The charity Action for Children says it’s “deeply worrying” that some youngsters in the country are falling behind in their critical first years, and is urging the Government to reverse a decline in services caused by council budget cuts.
Public Health England data shows 89 per cent of children met expectations in five areas: communication, problem solving, social interaction, fine motor skills, and gross motor skills such as walking without falling and kicking a ball.

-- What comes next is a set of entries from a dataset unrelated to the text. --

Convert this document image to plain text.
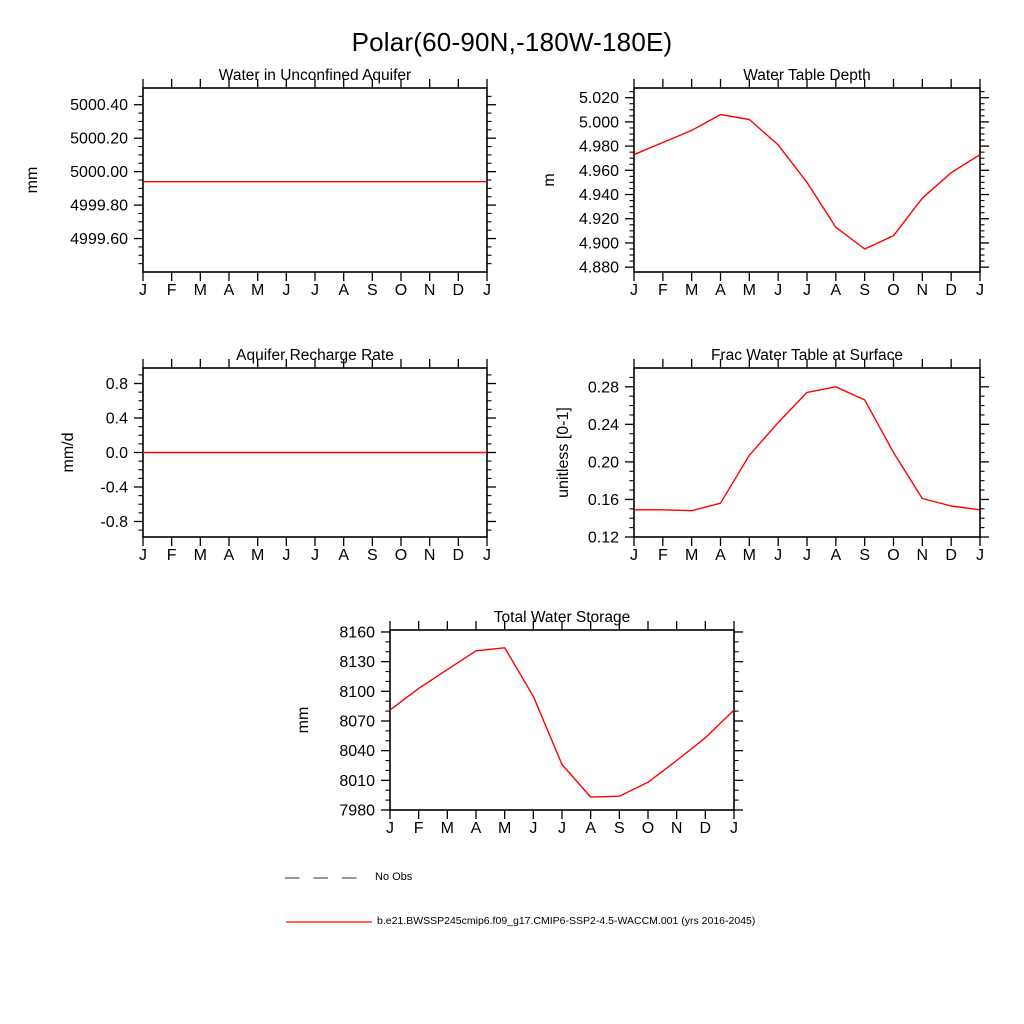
Polar(60-90N,-180W-180E)
J F M A M J J A S O N D J
4999.60
4999.80
5000.00
5000.20
5000.40
Water in Unconfined Aquifer
mm
J F M A M J J A S O N D J
4.880
4.900
4.920
4.940
4.960
4.980
5.000
5.020
Water Table Depth
m
J F M A M J J A S O N D J
-0.8
-0.4
0.0
0.4
0.8
Aquifer Recharge Rate
mm/d
J F M A M J J A S O N D J
0.12
0.16
0.20
0.24
0.28
Frac Water Table at Surface
unitless [0-1]
J F M A M J J A S O N D J
7980
8010
8040
8070
8100
8130
8160
Total Water Storage
mm
No Obs
b.e21.BWSSP245cmip6.f09_g17.CMIP6-SSP2-4.5-WACCM.001 (yrs 2016-2045)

That is down from 91.3 per cent over the same period in 2018.
Every three months, nursery nurses and health visitors examine thousands of children aged two to two-and-a-half years in England, to check mental and physical development, as part of the Healthy Child Programme.
The two-year health check, one of the key reviews of the programme, gives parents an insight into how well their child is progressing.
Latest statistics cover July to September last year, involving more than 100,000 youngsters from 128 council areas.
Across England, the proportion of children at or above the expected level in all five areas of development fell to 82.1 per cent in 2019 – putting Leeds above the national average.
More than two-thirds of children tested in the London borough of Brent failed to reach the five development targets – the lowest share in the country.
By contrast in Derbyshire, just 0.1 per cent of youngsters did not meet expectations.
Imran Hussain, director of policy and campaigns at Action for Children, said: “It’s deeply worrying so many toddlers are falling behind when it comes to crucial skills like communicating and playing with other children. Rather than catching up, in some parts of the country we’re seeing youngsters falling further behind on some key building blocks they need.
“The Government must invest in our children by urgently reversing crippling cuts to council budgets, which have left them with no choice but to shrink or close these lifeline services on which parents rely,” he added.